ABD’nin Pasifik bölgesine kafası rahat gitmesi için Ortadoğu’da suların durulması gerektiğine dikkat çeken Gürson, “ABD’nin esas mücadele edeceği ülke Çin. Bu artık net bir durum. Bu nedenle ABD, bir anlamda Ortadoğu’da zaman kaybetmek istemiyor. Çin’de bunu bildiği için buna göre adımlar atıyor. Öte yandan sürekli Ukrayna konusunda Putin’i masaya çekmek istemeleri de yine Çin ile rekabet üzerine kurulu bir strateji. Yani Çin ve Rusya’yı birbirinden ayırma çabası. ABD, Rusyasız bir Çin ile mücadele etmek istiyor. Rusya devlet başkanı Putin’i de kendi yanına çekmeyi amaçlıyor. Tüm bu ortam içeresinde ise en karlı çıkacak ülke ise Türkiye. Türkiye bu sert mücadele içinde atacağı dikkatli adımlarla bölgede önemli kazanımlar elde edecek. Böyle bir potansiyel oluştu. Türkiye’nin Ortadoğu’da ve Kafkasya’da yapacağı hamleler küresel güçler tarafından yakından takip ediliyor. İran ile ortak hareket eden bir Türkiye Ortadoğu’da örneğin Rusya tarafından, Çin tarafından büyük bir destek alacaktır. Öte yandan Kafkaslarda Ermenistan, Gürcistan, Azerbaycan hatta İran ile ortak hareket edecek Türkiye ise batının tam desteğini alacaktır. Bu nedenle Türkiye kilit ülke konumunda. Türkiye tamda saydığım nedenlerden dolayı ülke için birliğini korumalı, sağlamlaştırmalı. Ekonomi Türkiye’de önemli bir sorun bunu kabul etmek gerekir ama jeopolitik kazanımlar Türkiye’ye aynı zamanda büyük ekonomik fırsatların da kapısını açabilir” ifadelerini kullandı.

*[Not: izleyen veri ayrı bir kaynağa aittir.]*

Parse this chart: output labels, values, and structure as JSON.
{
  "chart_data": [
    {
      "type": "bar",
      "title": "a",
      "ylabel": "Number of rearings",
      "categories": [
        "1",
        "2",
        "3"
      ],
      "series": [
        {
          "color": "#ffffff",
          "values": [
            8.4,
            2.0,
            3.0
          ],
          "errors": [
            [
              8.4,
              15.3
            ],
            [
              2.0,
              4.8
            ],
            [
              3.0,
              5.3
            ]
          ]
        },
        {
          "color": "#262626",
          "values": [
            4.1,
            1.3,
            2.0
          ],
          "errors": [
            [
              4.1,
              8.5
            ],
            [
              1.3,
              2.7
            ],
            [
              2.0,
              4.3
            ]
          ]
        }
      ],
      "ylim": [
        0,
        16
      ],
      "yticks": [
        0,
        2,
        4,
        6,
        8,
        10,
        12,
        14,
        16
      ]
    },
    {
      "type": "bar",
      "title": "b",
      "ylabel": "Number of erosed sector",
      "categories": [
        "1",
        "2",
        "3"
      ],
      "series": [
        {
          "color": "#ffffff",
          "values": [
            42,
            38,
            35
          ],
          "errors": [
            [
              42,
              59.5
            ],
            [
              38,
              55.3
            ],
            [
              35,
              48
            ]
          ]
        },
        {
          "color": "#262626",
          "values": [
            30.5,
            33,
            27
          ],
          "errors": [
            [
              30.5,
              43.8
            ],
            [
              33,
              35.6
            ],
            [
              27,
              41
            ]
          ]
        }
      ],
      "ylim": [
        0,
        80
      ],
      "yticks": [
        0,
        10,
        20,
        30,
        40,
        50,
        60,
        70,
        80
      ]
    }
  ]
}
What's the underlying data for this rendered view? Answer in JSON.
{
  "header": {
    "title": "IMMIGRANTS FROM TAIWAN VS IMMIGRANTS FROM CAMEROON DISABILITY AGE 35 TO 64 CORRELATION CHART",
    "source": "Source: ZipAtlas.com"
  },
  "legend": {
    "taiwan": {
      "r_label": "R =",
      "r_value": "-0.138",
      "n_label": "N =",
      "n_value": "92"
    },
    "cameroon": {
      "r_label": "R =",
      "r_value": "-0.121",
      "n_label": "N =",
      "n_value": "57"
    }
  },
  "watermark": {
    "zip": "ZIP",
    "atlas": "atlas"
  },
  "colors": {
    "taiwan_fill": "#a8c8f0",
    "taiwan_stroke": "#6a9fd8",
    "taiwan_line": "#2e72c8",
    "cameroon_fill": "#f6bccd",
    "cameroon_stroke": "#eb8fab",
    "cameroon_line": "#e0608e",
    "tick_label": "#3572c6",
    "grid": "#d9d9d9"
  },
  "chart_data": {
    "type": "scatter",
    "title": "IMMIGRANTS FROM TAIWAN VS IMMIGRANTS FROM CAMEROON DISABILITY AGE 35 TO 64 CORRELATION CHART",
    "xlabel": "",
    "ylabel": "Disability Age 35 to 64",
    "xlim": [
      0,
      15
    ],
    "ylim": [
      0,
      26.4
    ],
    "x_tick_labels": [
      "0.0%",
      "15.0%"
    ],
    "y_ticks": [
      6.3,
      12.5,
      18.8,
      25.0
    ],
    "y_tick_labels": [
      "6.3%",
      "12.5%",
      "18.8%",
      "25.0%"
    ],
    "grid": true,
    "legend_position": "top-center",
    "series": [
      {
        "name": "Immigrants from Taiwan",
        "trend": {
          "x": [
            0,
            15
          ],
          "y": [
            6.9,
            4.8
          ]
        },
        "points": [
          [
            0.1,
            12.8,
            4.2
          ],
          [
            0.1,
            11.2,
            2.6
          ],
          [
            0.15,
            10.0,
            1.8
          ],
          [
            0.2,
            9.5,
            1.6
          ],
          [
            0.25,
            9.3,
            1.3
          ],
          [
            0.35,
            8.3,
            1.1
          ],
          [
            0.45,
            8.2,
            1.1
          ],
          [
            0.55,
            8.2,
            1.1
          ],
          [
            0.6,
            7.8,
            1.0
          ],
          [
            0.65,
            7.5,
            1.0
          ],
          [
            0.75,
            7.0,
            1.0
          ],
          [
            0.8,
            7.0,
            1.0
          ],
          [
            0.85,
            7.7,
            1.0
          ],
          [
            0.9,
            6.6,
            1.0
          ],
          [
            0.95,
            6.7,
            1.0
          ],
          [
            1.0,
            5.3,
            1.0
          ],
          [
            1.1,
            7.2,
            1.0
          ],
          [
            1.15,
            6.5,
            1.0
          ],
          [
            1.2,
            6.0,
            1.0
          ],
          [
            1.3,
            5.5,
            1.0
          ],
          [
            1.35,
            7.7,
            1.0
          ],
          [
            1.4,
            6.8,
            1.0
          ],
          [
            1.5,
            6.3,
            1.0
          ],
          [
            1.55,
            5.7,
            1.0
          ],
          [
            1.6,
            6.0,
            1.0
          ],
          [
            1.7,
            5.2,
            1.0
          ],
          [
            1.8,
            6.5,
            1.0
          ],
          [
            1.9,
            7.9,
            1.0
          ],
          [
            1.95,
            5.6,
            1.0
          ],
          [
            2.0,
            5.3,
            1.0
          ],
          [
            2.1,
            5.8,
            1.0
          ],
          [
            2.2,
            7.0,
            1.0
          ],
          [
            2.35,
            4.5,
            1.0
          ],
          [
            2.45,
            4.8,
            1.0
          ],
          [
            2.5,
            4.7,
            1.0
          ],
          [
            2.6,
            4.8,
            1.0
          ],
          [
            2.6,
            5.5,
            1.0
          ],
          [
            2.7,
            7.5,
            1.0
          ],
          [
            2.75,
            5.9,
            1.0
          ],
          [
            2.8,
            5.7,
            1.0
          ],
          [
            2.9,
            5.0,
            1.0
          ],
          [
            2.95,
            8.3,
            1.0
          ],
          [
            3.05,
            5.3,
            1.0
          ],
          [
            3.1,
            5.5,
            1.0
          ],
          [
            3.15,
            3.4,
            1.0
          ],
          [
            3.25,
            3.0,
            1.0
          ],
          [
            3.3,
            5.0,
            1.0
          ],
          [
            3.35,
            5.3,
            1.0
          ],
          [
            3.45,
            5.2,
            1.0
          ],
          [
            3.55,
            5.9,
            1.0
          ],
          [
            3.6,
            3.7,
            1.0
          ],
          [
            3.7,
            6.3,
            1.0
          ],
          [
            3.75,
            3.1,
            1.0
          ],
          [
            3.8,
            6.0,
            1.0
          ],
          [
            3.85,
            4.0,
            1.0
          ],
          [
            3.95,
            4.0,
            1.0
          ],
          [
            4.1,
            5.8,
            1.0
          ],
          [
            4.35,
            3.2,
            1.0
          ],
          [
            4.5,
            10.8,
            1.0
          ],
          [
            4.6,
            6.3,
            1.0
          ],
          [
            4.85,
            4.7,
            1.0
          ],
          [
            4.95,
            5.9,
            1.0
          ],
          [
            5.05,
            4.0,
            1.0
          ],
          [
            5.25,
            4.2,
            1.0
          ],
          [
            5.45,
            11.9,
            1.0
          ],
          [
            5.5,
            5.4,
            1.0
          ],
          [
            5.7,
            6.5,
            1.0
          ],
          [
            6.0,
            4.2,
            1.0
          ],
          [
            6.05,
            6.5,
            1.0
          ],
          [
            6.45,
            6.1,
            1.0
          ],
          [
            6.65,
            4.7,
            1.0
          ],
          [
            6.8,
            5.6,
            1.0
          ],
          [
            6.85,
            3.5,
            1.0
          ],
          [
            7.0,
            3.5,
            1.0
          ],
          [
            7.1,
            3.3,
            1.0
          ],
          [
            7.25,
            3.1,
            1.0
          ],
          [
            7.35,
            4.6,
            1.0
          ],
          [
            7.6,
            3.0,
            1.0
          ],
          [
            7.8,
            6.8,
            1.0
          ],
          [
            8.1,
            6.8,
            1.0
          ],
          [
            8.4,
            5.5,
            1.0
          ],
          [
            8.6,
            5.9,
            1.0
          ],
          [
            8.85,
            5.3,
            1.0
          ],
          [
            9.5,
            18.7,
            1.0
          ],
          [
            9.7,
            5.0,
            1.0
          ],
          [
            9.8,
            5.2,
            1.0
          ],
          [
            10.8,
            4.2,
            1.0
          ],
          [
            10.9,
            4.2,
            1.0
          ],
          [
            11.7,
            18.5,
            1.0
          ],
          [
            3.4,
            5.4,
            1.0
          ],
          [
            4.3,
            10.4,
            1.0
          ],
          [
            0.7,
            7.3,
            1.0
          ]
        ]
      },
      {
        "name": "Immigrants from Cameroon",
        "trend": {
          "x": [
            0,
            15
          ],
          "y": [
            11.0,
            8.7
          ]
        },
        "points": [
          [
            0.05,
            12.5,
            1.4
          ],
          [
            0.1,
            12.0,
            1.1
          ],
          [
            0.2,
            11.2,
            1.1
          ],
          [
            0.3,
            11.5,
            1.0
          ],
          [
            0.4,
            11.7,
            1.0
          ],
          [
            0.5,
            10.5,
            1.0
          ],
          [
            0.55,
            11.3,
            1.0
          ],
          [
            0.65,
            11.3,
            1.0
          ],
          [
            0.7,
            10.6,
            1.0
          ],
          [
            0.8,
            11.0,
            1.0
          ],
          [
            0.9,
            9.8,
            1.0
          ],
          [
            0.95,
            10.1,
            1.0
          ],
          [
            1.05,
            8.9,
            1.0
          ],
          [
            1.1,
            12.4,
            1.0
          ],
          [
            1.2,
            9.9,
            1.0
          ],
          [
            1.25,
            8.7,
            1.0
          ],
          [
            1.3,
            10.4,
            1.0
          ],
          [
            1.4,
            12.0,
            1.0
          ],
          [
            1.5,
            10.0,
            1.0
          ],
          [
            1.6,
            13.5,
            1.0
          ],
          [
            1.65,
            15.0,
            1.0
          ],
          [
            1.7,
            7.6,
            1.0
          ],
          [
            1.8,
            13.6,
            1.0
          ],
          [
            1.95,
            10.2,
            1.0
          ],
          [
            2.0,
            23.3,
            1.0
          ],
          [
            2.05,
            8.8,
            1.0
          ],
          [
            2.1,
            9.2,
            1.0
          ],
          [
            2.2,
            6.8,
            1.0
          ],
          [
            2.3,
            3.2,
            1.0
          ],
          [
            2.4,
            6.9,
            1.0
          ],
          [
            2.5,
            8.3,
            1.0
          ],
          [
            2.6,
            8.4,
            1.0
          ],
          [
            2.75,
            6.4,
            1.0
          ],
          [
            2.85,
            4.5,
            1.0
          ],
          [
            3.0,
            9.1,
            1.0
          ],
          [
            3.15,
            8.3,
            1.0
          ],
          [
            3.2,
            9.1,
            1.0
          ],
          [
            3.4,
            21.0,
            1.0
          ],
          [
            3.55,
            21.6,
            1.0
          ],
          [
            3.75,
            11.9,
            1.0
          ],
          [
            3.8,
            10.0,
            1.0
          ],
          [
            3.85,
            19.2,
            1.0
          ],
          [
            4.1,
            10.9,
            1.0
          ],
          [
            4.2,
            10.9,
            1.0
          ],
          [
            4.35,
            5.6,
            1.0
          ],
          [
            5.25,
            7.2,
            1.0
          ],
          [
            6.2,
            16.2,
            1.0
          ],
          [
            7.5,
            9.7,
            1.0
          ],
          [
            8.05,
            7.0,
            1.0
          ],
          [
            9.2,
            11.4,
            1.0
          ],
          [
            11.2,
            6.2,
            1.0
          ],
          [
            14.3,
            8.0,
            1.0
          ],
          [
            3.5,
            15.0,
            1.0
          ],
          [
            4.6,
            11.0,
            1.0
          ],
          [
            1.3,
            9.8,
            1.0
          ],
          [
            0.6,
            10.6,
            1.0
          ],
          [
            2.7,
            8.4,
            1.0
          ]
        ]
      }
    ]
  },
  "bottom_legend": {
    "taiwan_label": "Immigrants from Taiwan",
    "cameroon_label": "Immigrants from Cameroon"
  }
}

Bu ortamda ABD’nin İran’a saldırma potansiyelinin her geçen gün düştüğünü de kaydeden Gürson, sözlerini şöyle tamamladı “ABD’nin bu ortamda İran’a saldırma olasılığı azalıyor. Böyle bir Ortadoğu denkleminde ABD’nin İran’a saldırması macera olacaktır. ABD, İran’a saldıramaz ya da saldırmayacaktır demek elbette çok iddialı olabilir ama bunun maliyeti dikkate alındığında sorun ABD açısından büyük olacaktır. ABD kendi içinde çürüyen bir ülke. Bunu dünyada ilk ve en iyi öngören ülke ise Çin. Çin’de ABD’yi bu yönüyle köşeye sıkıştırma peşinde. ABD’nin küresel güç niteliği her geçen gün tartışılır bir boyuta geliyor. Öte yandan Türkiye bölgesinde bu gelişmeleri de dikkate alarak politikalarını belirlemeli. Suriye’nin Türkiye’nin Suriye’de kontrol ettiği bölgeden çekilmesini istemesi gerçekçi değil. Suriye’deki M-4 otoyolu noktasında Rusya ile ortak devriye atılması dışında adımlar atılmalı. Azez’de yaşayan insan sayısı neredeyse 500 bin, El Bab bölgesinde de aynı durum söz konusu. Türkiye Suriye’den gelen sığınmacıları da oraya göndermeye başladı. Bu şartlarda Türkiye’nin oradan çekilmesini beklemek hiç de akılcı değil. Türkiye Fırat Kalkanı Harekatı’nın yıl dönümü kutlandı geçtiğimiz günlerde. Bu bölgeden Barış Pınarı bölgesine kadar olan yerlerde de tüm kontrol Türkiye’nin olması durumunda bölgede barış ve istikrar adına önemli adımlar atılmış olacaktır.”